How to Stop Deepfake Porn Using AI

By Margaret Mitchell, Sasha Luccioni, Elizabeth Allendorf, Emily Witko, Bruna Trevelin

June 12, 2024

Closeup of holding smartphone and fiber optic

In this op-ed from Hugging Face's Margaret Mitchell, chief ethics scientist; Sasha Luccioni, AI research scientist; Elizabeth Allendorf, backend engineer; Emily Witko, head of culture and DEIB; and Bruna Trevelin, legal counsel, explore how to stop deepfake porn, and what to do if you see it. Hugging Face is an open science and community-driven platform for AI builders, with dedicated ethics, society, and legal teams working towards responsible AI.

The moment we heard that fake images of Taylor Swift were being passed around online, we knew what had happened. Swift, like many women and teens, was a target of “deepfake porn,” the massively harmful practice of creating nonconsensual fake sexualized images. As women working in AI, we’ve all experienced inappropriate sexualization and know first-hand how tech companies can do a better job at protecting women and teens.
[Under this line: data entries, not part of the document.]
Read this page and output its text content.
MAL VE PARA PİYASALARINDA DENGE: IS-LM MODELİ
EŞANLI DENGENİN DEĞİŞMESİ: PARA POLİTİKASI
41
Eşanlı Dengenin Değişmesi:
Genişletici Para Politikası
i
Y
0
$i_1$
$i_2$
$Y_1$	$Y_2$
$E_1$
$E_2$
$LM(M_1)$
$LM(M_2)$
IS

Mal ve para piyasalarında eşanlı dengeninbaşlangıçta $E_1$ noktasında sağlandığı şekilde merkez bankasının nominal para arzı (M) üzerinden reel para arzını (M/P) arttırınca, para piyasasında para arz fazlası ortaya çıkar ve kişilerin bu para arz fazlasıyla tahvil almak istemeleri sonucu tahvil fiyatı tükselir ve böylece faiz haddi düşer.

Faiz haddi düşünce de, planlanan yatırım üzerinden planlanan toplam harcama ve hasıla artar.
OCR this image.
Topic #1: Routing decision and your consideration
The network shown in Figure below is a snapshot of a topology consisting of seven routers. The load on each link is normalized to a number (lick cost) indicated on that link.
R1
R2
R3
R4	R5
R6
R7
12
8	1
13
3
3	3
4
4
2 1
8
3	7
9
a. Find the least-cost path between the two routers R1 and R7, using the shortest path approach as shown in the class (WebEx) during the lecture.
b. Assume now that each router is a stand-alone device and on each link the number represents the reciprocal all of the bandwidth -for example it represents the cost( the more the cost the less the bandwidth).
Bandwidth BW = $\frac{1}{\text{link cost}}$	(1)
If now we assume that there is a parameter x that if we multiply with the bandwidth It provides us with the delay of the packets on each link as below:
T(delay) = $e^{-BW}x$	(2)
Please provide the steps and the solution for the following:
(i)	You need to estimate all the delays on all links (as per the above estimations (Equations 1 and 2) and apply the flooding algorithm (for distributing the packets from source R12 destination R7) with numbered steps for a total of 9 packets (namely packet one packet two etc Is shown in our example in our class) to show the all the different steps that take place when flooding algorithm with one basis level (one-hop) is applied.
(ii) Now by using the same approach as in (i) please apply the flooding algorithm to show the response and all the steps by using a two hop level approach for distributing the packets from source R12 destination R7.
So let’s talk about what “deepfakes” are and what can be done to stop their proliferation.

What is a “deepfake”?

About 10 years ago, a technique known as “deep learning” began working well for labeling images – like automatically labeling dog pictures without being told that a dog has four paws and a tail. Deep learning is a type of Artificial Intelligence (AI), and specifically machine learning, in which systems learn based on example inputs (like a dog photo) and desired outputs (like the label ‘dog’). Recently, computing breakthroughs have made it possible to use AI to do everything from generate videos to write book summaries (whether these summaries are good is another matter). When an AI-generated image, video, or audio is difficult to distinguish from real content, it’s called a “deepfake.”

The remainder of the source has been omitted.